In terms of prosthetics, the center produces a small number but is seeking to increase its output, including bionic prostheses, because “a child who grows to 18 years old needs different types of prosthetics,” Sadovyi.

The facility, according to Sadovyi, receives support from throughout Europe, and requires an additional 7 million euros ($7.3 million) in order to complete the expansion work on the second building and hire more doctors and nurses.

Right now, the plan is to have over 43,055 sq ft. available for the complete facility.

Sadovyi asked for financial support and donations to fund the expansion, saying, “this would be a big help for us because we have many wounded, many more than you imagine.”

Speaking of their meeting with the pope, Sadovyi said they presented him with the cross and explained the work that Unbroken does.

“The pope gave a blessing to the project. We hope that the whole church will be with us,” he said, saying they asked Francis to be “the ambassador” of Unbroken.

I am convinced that the pope understands our situation. He is with us, he will help us, and is present with us in various projects, including this one,” he said, voicing his hope that the pope, every time he sees the cross that they gave him, “will remember the wounded children in Ukraine.”
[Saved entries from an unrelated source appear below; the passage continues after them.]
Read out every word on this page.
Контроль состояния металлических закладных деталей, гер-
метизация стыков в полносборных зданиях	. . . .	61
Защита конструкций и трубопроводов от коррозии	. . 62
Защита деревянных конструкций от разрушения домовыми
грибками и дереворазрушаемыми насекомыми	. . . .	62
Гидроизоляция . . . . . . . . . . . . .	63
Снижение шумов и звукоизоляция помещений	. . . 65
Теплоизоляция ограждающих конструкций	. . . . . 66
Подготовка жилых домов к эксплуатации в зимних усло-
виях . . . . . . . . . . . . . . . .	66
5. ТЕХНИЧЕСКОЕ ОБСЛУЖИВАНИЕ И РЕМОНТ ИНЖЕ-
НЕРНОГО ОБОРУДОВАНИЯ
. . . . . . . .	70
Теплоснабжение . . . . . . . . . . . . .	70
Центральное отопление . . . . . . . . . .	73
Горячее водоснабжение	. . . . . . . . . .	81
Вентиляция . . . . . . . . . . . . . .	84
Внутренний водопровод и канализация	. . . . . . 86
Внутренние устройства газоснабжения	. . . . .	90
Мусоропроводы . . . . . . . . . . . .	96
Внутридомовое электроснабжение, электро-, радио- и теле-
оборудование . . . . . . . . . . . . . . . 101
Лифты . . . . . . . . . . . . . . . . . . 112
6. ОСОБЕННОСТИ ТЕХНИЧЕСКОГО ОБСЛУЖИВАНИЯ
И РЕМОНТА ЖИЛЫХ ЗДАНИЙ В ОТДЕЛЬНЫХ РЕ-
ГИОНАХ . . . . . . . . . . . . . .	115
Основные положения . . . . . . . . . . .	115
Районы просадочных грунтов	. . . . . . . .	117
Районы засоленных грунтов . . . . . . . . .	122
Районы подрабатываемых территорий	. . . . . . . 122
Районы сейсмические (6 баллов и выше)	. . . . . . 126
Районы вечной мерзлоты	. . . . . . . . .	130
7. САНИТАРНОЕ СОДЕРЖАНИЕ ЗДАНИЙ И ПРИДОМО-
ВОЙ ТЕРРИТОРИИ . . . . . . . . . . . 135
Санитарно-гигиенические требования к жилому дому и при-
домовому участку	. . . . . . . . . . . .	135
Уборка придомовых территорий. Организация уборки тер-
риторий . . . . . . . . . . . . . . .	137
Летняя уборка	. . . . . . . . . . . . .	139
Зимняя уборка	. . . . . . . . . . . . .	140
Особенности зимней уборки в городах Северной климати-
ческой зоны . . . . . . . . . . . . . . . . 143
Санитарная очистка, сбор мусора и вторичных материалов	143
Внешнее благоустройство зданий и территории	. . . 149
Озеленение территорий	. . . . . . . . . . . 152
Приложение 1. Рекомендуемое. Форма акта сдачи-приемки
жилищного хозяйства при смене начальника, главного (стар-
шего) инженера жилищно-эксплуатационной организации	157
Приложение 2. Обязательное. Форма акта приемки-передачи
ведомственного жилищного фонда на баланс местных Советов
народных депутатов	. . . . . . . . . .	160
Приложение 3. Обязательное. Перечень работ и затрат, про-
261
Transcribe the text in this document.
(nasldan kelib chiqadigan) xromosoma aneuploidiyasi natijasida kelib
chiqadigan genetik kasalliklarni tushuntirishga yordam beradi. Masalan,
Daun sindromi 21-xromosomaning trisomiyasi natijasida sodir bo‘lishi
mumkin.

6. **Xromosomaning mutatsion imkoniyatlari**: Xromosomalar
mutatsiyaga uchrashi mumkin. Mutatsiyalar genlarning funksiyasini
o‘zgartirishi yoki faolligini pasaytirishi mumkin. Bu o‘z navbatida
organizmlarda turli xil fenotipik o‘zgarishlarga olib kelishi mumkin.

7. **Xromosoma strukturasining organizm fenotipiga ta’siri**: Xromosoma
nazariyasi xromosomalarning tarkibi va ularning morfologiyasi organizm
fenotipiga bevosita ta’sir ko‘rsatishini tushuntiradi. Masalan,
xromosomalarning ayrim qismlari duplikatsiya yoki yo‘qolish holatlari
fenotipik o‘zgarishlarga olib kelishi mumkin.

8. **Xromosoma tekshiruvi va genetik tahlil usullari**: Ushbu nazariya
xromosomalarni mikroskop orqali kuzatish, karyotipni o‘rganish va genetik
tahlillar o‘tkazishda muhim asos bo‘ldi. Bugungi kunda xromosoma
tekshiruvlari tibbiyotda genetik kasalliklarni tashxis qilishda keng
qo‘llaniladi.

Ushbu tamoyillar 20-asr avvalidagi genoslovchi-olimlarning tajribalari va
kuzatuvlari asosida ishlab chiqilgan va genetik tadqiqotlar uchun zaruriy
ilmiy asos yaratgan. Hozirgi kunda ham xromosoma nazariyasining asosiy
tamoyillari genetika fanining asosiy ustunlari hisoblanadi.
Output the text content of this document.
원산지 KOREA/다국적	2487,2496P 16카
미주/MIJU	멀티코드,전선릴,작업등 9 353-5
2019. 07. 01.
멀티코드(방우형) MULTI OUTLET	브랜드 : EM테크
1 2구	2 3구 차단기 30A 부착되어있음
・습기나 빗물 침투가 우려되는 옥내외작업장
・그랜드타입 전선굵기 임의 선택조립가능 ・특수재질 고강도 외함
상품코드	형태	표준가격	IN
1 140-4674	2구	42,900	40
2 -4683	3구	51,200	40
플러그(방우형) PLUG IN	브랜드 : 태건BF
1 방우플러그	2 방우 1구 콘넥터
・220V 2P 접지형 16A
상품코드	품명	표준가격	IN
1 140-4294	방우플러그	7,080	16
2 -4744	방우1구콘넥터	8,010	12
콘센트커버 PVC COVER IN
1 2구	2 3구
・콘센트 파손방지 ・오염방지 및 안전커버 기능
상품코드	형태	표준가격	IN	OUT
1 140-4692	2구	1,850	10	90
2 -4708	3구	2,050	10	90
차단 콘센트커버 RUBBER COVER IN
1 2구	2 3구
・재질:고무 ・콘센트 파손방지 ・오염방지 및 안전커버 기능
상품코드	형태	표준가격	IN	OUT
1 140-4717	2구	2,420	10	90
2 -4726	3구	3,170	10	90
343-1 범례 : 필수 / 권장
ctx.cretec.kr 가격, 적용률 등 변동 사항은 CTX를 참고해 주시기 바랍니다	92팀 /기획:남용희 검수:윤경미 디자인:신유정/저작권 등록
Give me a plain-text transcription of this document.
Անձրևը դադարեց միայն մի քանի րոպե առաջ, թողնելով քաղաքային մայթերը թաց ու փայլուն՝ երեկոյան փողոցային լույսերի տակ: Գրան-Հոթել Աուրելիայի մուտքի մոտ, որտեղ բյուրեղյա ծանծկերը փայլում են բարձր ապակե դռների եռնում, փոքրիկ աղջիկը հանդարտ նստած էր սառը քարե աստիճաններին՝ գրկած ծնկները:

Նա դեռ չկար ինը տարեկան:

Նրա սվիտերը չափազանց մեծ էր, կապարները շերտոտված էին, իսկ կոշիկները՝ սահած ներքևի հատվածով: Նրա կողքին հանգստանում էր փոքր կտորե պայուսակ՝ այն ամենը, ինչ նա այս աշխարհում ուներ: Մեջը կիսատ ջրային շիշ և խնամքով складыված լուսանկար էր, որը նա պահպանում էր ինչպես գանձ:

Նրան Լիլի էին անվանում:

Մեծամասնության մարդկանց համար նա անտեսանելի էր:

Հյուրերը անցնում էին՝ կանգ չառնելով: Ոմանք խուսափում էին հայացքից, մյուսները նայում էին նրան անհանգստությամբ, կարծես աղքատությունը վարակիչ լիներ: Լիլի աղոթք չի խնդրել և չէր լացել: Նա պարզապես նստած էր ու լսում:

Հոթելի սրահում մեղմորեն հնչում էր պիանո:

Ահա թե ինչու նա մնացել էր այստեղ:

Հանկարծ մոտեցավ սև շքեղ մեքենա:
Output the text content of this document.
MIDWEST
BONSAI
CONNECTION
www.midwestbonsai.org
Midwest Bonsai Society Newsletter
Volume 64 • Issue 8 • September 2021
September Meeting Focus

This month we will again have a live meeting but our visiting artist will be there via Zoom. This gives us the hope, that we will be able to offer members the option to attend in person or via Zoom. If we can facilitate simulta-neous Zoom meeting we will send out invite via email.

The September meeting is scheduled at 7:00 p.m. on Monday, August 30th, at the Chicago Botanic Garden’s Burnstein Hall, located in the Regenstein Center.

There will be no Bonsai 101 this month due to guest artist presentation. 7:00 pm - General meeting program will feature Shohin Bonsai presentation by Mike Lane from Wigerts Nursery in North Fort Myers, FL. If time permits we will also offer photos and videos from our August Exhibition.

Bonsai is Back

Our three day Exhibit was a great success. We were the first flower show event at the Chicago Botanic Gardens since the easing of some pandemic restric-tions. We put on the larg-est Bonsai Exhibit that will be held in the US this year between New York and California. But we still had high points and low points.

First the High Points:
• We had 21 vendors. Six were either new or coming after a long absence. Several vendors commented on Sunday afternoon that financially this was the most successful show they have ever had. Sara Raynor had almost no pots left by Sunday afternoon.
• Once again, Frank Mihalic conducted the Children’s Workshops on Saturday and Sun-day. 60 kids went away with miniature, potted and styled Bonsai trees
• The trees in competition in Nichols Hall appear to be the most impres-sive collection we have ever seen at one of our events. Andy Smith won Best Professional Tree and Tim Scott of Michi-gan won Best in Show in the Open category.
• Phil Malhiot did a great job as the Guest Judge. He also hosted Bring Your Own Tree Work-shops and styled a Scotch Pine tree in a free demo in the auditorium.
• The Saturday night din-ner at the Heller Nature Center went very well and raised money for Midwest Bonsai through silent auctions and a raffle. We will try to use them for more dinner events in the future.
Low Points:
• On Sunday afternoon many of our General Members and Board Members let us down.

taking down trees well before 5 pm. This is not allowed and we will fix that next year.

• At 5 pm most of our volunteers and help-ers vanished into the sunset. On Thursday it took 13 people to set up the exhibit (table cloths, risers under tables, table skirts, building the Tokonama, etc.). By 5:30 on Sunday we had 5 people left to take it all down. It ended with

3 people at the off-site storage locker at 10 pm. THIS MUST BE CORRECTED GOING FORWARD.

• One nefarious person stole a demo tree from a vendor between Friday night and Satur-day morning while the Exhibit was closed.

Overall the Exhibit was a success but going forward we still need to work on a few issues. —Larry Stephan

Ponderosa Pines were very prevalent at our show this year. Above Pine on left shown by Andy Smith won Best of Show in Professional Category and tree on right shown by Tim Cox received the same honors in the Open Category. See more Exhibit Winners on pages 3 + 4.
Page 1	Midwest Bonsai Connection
He condemned the presence of “Russian propaganda” in Europe, saying this is one reason they wanted to meet with the pope, in addition to the ministerial meetings they had.

“We really wanted to have a direct meeting with the Holy Father so that the Holy Father hears from us the truth of what is happening in Ukraine. His words have strong power. I always want the pope to be with us, on this side of goodness. Together, we will win,” he said.

Despite the ongoing bombs and the daily sirens, life in Lviv continues to go forward as normally as possible, Sadovyi said, but complained that the most recent spat of missiles targeted Lviv’s energy station, meaning the city is struggling to provide electricity to inhabitants amid dropping winter temperatures.

With key energy infrastructure damaged at the onset of winter, the city is investing in electric generators that can be used during power outages and periodic blackouts.

Unfortunately, Russia was always and will always be a source of aggression, and we must in some way isolate Russia to not allow it to always be so aggressive, at least for the next 50 years,” Sadovyi said, saying, “It’s difficult to imagine the violence with which they kill our women and our children.”

He voiced gratitude for the solidarity of the international community, saying Ukrainians are fighting “a war for freedom, to be free and to live in a free country.”

“We have paid a lot for our independence, and above all you must understand us well. Today we are fighting to be free, not only us, but all of Europe,” he said, noting that while the Ukrainian army is small, they are determined and “will fight until the end.”

“Each of you has the choice, to choose freedom or money, but if one chooses money, sooner or later they’ll lose their freedom. We have chosen freedom,” he said, saying, “Freedom is part of our identity, and we will fight until the last citizen.”